Tja, nun stehe ich da. 
 Wollte im Sommer eigentlich mit meiner Madame für ein paar Tage zum Tegernsee, einfach so zum abspannen. 
 SIE will jedoch nach Zandvoort... #q
 Weiß zufällig jemand, ob es da ein nettes Gewässer gibt? 
 Ich angel ohne Boot und meistens auf Friedfisch. 
 Und wie sieht es mit Angelschein etc. aus? Gilt der deutsche überhaupt? 
 Wenn es passt, könnt ich mir ja die Diskussion sparen und mich auf Zandvoort einlassen... 
 Schon mal vielen Dank für ein paar Infos...


----------



## Kölschfan (13. September 2005)

*AW: Angeln in Zandvoort / NL allg.?*

Vielleicht ist die Antwort etwas spät. 

Aber in den Dünen von Zandvoort gibt es einen schönen kleinen Süsswassersee welcher teils sehr große Karpfen enthält. Ich hab dort schon oft anderen Kollegen zugesehen. Einfache Montage und als Köder ein viertel oder halbes Brötchen schwimmend. Ansonsten gibt es gerade in der Gegend zwischen Zandvoort/Haarlem unzählige Polder mit riesigen Mengen an Hecht und Zander.


----------



## Osning (14. September 2005)

*AW: Angeln in Zandvoort / NL allg.?*

sportvissen.nl


----------



## gufipanscher (27. Februar 2009)

*AW: Angeln in Zandvoort / NL allg.?*

Trotz der Suchfunktion bin ich  nicht schlauer geworden :c


 Kennt sich da jmd aus? Amsterdam/Zandvoort?

Die nächsten paar Tage gehts mit dem Camper an den Walchensee und danach wär ich gern an die Ostsee, aber die Madame will auch weg und zwar nach Holland #t.

Will mal nicht sooooo sein und ihr den Wunsch nicht abschlagen.... aber fischen!

Jetzt meine Frage, wo auf was?
Nordsee kenn ich mich mal gar nicht aus, bin aber nicht abgeneigt (wolfsbarsche?, platte,...)
und bei den holländischen kanälen hab ich keine ahnung zu lizenzen and so on.

kann mir jmd was empfehlen?

gruß Jul


----------



## ShiggaMausi (18. Juni 2009)

*AW: Angeln in Zandvoort / NL allg.?*

Hallo allerseits,
ich schätze zwar das es für diese Anfrage hier zu spät ist, aber besser spät als nie. :q

Also ich wohne ca ne viertel std von Zandvoort entfernt.
Ich war dort auch schon Angeln, allerdings auf einem naja quasi Campingplatz.

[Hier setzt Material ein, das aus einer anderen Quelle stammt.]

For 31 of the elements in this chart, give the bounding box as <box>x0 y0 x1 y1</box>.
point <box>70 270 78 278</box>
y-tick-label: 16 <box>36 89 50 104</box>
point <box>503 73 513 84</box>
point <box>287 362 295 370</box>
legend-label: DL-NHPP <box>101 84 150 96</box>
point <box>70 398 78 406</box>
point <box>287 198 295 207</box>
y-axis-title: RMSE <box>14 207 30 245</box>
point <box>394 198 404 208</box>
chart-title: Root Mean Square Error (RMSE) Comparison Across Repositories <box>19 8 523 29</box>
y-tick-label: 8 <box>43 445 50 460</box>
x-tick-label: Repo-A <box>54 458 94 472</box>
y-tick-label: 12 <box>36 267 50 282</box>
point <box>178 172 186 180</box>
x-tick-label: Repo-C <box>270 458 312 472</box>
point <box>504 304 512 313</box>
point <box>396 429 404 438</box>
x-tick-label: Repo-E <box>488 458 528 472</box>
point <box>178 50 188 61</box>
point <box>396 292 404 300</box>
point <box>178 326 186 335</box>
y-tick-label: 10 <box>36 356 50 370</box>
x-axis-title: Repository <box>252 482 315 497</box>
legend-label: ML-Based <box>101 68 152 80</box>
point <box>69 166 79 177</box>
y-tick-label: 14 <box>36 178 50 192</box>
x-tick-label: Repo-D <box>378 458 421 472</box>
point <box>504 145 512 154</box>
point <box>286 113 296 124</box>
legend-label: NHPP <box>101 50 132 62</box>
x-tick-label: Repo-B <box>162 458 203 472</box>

Dort gibt es eine Seite wo man garnicht Angeln darf, das wollen die Ferienhausbesitzer nicht. 
Dann ist es absolut nicht ratsam im Sommer, bis auf Anfang des Sommers, dort angeln zu gehen, da zur Sommerzeit viele viele Jugendliche sind die euch dann auch gerne mal eure Routen und zubehör klauen wenn ihr nicht aufpasst. Mir und meinem Freund ist es fast schon 2 mal passiert. 
Also wenn ihr angeln gehn wollt, dann müsst ihr auf jeden fall auf der hut sein. was andere gewässer dort betrifft habe ich selbst leider noch keine erfahrung.

Nun zu dem Thema wegen Tagesschein und so.
Also am Campingteich braucht man kein Angelschein. Da das Privatbesitz ist. Ich glaube da braucht man nicht mal einen Anglerschein. 
Ansonsten wenn man in den Niederlanden allgemein Angeln möchte gibt es einen Jahresschein. Der auf bestimmte Gebiete begrenzt ist und kostet zwischen 40 und 50 euro. 
Gilt aber egal ab welchem datum ihr den kauft nur bis zum 31.12. des jeweiligen Jahres.

So ich hofft ich konnte ein wenig weiterhelfen 


liebe Grüße und Petri Heil
Sonja


----------